Fig.1 (Displaying the best alignment of two segments with numbered TMS regions)
Included directly in the results viewer is also the Movable Sequence Visualizer Tool (MSVT) [Reddy, 2010]. MSVT was also designed specifically for DHDS but functions independently and can also be found on TCDB’s Biotools page. MSVT allows users to drag and drop entire sequences and experiment with different alignments. The best alignment options are highlighted in pink, and TMS regions are presented in bold print and underlined. Users can also quickly identify the residue number by holding their mouse over the amino acid residue in question (See Fig.2).
Fig. 2 (Displaying two entire sequences with the best alignment highlighted pink, in drag & drop interface)

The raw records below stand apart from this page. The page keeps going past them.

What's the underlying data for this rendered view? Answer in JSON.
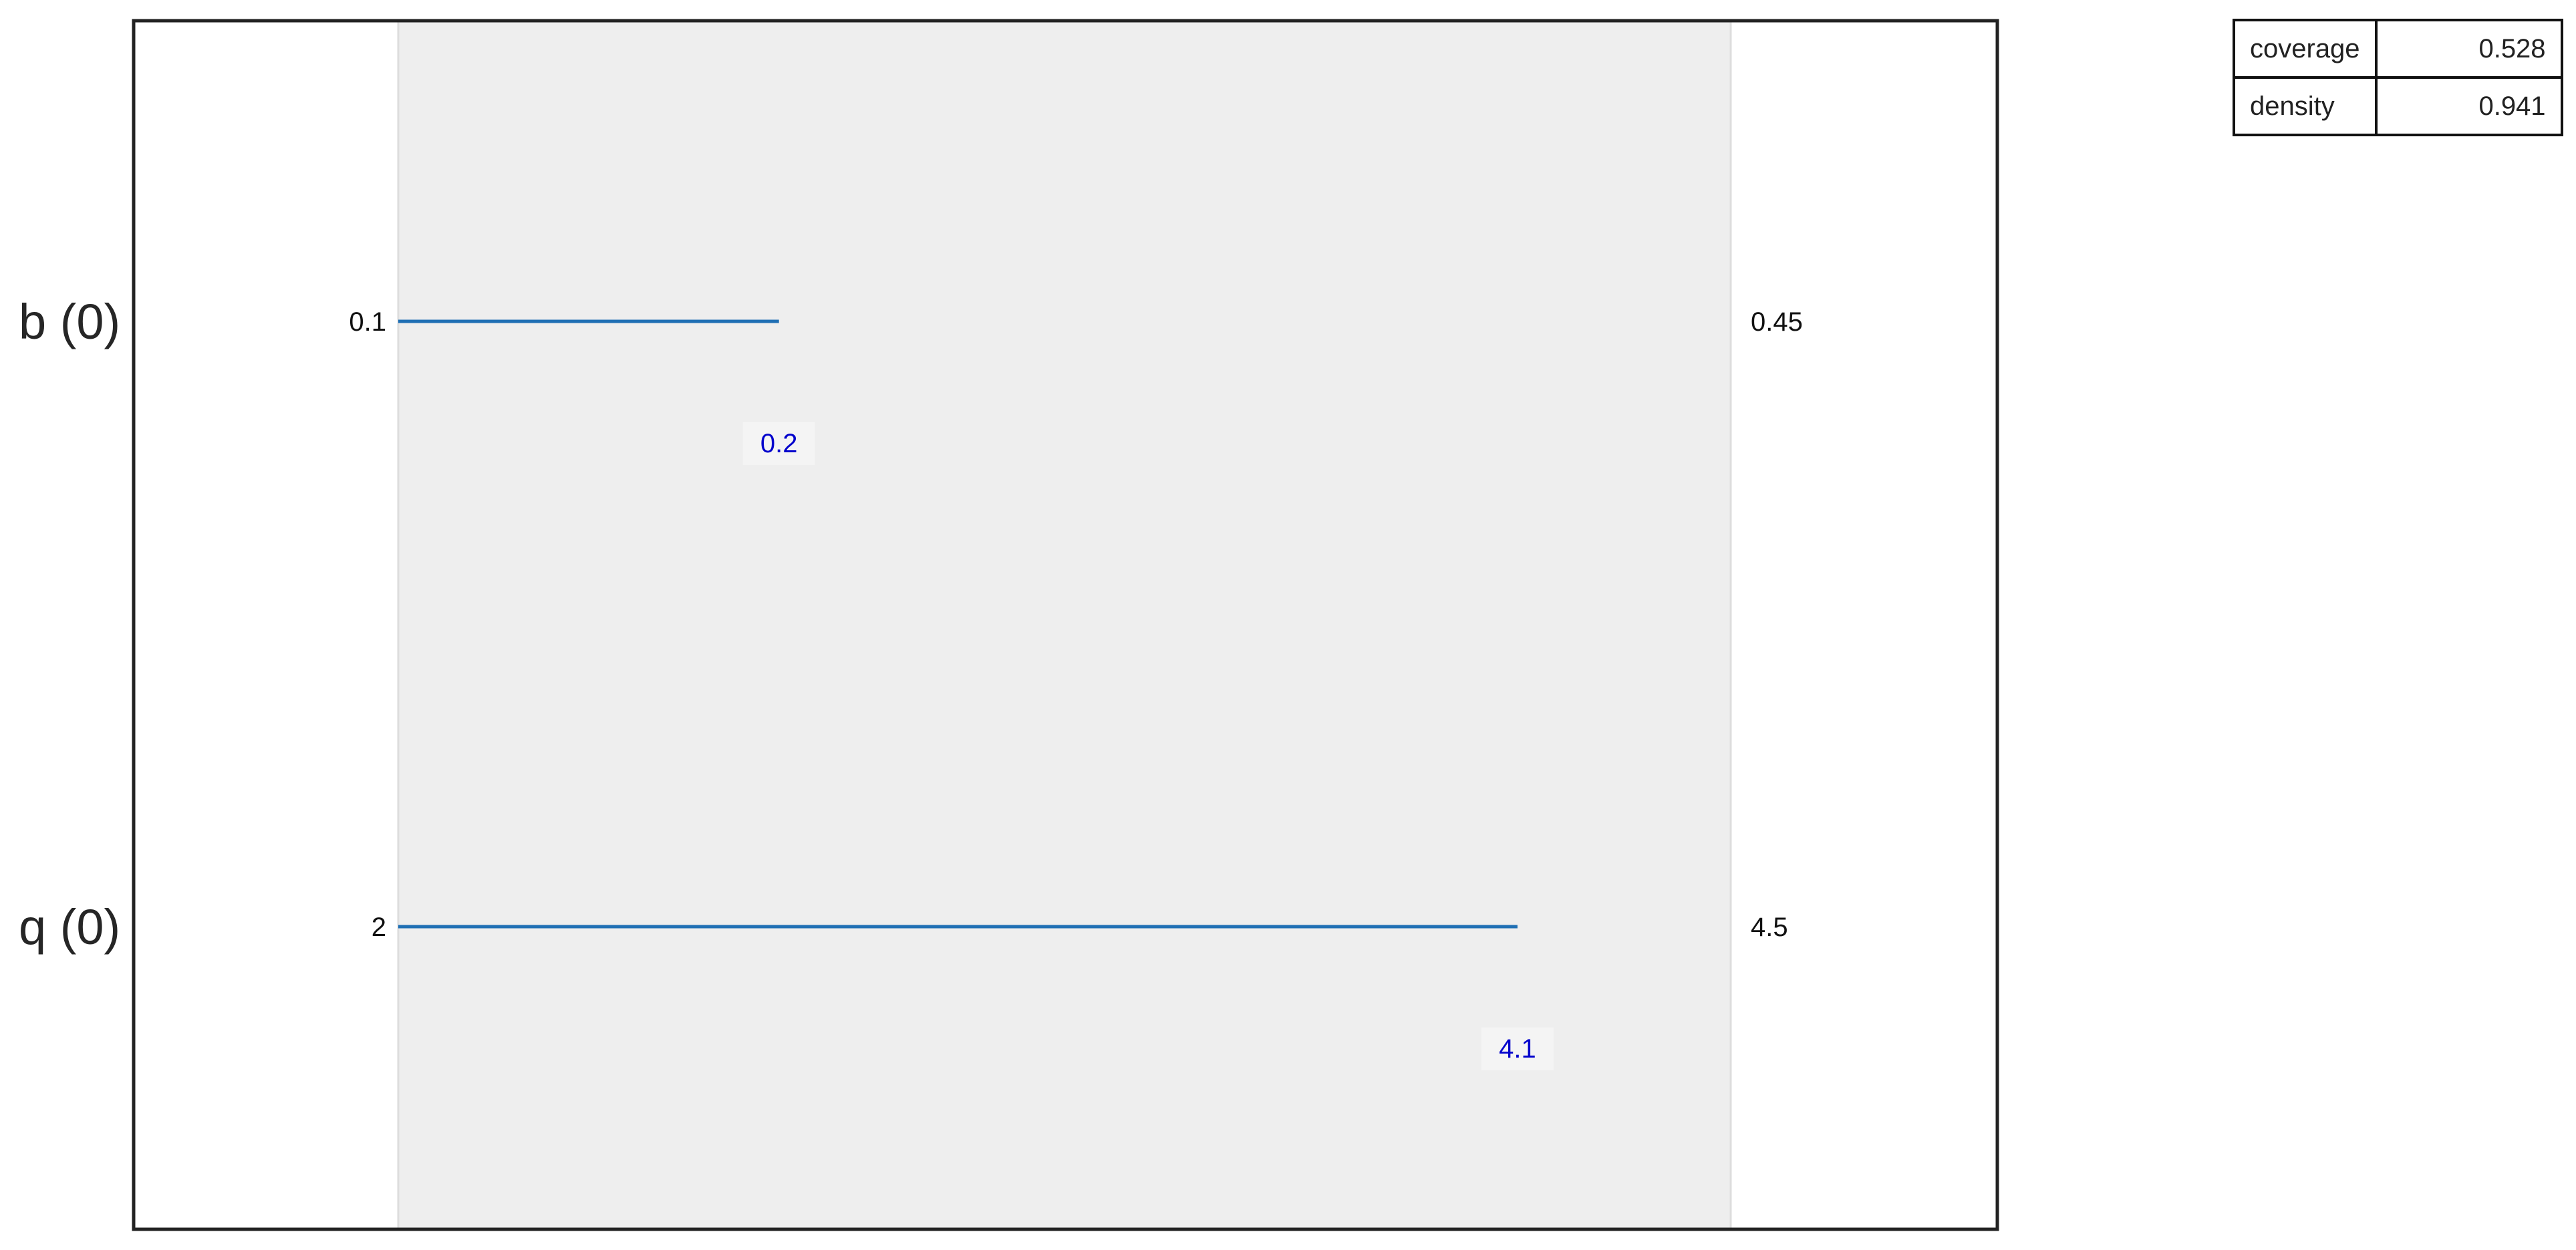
{
  "chart_data": {
    "type": "range",
    "rows": [
      {
        "label": "b (0)",
        "min": 0.1,
        "max": 0.45,
        "value": 0.2,
        "min_label": "0.1",
        "max_label": "0.45",
        "value_label": "0.2"
      },
      {
        "label": "q (0)",
        "min": 2,
        "max": 4.5,
        "value": 4.1,
        "min_label": "2",
        "max_label": "4.5",
        "value_label": "4.1"
      }
    ]
  },
  "stats_table": [
    {
      "key": "coverage",
      "value": "0.528"
    },
    {
      "key": "density",
      "value": "0.941"
    }
  ],
  "colors": {
    "bar": "#1f6fb4",
    "value_label": "#0000cc",
    "range_band": "#eeeeee",
    "frame": "#222222"
  }
}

It is vital to have clear and precise analysis tools when dealing with the tremendous amounts of data DHDS generates. Using the tools specially designed for DHDS along with a set of pre-existing tools that have been implemented into the results viewer, potential homologies can be located in a fraction of the time otherwise required. External tools included in the results viewer are: (1) the Web-based Hydropathy, Amphipathicity and Topology program (WHAT) [Zhai & Saier, 2001a], uses a sliding window of 19 residues for alpha-helices or 9 residues for beta-strands to determine and plot the hydropathy, amphipathicy, secondary structure and predicted transmembrane topology along any protein sequence. The other program available in the results page is HMMTOP [Tusnday & Simon]. (2) HMMTOP is a combined transmembrane topology and signal peptide predictor used to predict orientation in the membrane. While WHAT presents the graphical depiction of average hydropathy, HMMTOP shows the predicted positions of the TMSs in their linear sequence in the protein, thus allowing identification of the specific residues and their proteins in the transmembrane segments.